El encuentro le espantó el sueño. En vez de llevar a Leona Cassiani en el coche, la
acompañó a pie a través de la ciudad vieja, donde sus pasos resonaban como herraduras
de caballería sobre los adoquines. A veces se escapaban retazos de voces fugitivas por
los balcones abiertos, confidencias de alcobas, sollozos de amor magnificados por la
acústica fantasmal y la fragancia caliente de los jazmines en las callejuelas dormidas.

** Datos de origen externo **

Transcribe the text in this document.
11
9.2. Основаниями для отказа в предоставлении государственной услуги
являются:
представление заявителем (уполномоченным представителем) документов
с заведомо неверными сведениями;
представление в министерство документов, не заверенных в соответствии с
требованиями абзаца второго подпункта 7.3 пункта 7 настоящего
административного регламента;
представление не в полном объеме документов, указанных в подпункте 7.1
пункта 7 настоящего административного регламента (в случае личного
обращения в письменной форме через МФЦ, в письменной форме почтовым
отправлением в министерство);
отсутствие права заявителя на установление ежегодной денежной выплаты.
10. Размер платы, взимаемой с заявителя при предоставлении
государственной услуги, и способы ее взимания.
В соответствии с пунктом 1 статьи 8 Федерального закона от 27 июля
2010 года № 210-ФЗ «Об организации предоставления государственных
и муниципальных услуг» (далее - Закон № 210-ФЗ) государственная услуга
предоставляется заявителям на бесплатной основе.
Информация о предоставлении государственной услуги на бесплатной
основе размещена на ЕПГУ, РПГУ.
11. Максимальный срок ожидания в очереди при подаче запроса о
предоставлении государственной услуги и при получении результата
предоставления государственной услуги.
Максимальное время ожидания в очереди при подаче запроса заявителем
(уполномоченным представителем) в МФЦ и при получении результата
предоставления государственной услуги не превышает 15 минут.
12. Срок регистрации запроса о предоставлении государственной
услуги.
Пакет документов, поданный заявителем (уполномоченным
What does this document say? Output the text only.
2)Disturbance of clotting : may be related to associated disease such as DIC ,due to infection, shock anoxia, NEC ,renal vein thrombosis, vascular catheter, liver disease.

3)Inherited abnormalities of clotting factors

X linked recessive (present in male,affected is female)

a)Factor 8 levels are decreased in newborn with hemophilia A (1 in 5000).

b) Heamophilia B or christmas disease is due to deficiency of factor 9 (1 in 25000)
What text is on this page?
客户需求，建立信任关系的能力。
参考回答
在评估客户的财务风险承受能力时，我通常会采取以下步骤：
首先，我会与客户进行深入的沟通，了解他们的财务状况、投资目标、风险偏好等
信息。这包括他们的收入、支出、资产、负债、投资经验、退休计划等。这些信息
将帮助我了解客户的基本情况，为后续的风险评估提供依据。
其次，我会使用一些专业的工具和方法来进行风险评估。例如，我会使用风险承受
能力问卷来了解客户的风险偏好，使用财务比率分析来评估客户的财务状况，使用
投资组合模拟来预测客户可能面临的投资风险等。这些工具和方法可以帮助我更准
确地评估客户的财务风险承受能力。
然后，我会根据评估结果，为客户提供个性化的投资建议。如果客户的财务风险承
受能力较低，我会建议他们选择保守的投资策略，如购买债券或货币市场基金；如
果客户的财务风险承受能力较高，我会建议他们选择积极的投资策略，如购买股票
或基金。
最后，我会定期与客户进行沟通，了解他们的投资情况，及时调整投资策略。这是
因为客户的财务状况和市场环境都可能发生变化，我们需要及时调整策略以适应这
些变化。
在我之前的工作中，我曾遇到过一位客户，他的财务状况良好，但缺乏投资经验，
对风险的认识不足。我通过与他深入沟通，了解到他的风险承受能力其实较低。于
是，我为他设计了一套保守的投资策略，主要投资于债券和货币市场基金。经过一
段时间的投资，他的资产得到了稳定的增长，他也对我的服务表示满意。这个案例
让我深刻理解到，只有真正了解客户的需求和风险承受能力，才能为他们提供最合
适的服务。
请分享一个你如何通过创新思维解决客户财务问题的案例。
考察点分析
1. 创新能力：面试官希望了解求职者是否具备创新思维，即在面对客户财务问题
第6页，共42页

Una vez más, Florentino Ariza tuvo que apelar a todas sus fuerzas para no revelarle a
Leona Cassiani su amor reprimido por Fermina Daza. Caminaban juntos, con sus pasos
contados, amándose sin prisa como novios viejos, ella pensando en las gracias de
Cabiria, y él pensando en su propia desgracia. Un hombre estaba cantando en un balcón
de la Plaza de la Aduana, y su canto fue repitiéndose por todo el recinto en ecos
encadenados: Cuando yo cruzaba por las olas inmensas del mar. En la calle de los Santos
de Piedra, justo cuando debía despedirla frente a su casa, Florentino Ariza le pidió a
Leona Cassiani que lo invitara a un brandy. Era la segunda vez que lo solicitaba en
circunstancias similares. La primera, diez años antes, ella le había dicho: “Si subes a esta
hora tendrás que quedarte para siempre”. Él no subió. Pero ahora habría subido de todos
modos, aunque después tuviera que violar su palabra. No obstante, Leona Cassiani lo
invitó a subir sin compromisos.
Fue así como se encontró cuando menos lo pensaba en el santuario de un amor
extinguido antes de nacer. Los padres de ella habían muerto, su único hermano había
hecho fortuna en Curazao, y ella vivía sola en la antigua casa familiar. Años antes,
cuando aún no había renunciado a la esperanza de hacerla su amante, Florentino Ariza
solía visitarla los domingos con el consentimiento de sus padres, y a veces por las noches
hasta muy tarde, y había hecho tantos aportes a los arreglos de la casa que terminó por
reconocerla como suya. Sin embargo, aquella noche después del cine tuvo la sensación
de que la sala de visitas había sido purificada de sus recuerdos. Los muebles estaban en
lugares distintos, había otros cromos colgados en las paredes, y él pensó que tantos
cambios encarnizados habían sido hechos a propósito para perpetuar la certidumbre de
que él no había existido jamás. El gato no lo reconoció. Asustado por la saña del olvido,
dijo: “Ya no se acuerda de mí”. Pero ella le replicó de espaldas, mientras servía los
brandis, que si eso le preocupaba podía dormir tranquilo, porque los gatos no se
acuerdan de nadie.
Recostados en el sofá, muy juntos, hablaron de ellos, de lo que fueron antes de
conocerse una tarde de quién sabe cuándo en el tranvía de mulas. Sus vidas transcurrían
en oficinas contiguas, y nunca hasta entonces habían hablado de nada distinto del
trabajo diario. Mientras conversaban, Florentino Ariza le puso la mano en el muslo,
empezó a acariciarlo con su suave tacto de seductor curtido, y ella lo dejó hacer, pero no
le devolvió ni un estremecimiento de cortesía. Sólo cuando él trató de ir más lejos le
cogió la mano exploradora y le dio un beso en la palma.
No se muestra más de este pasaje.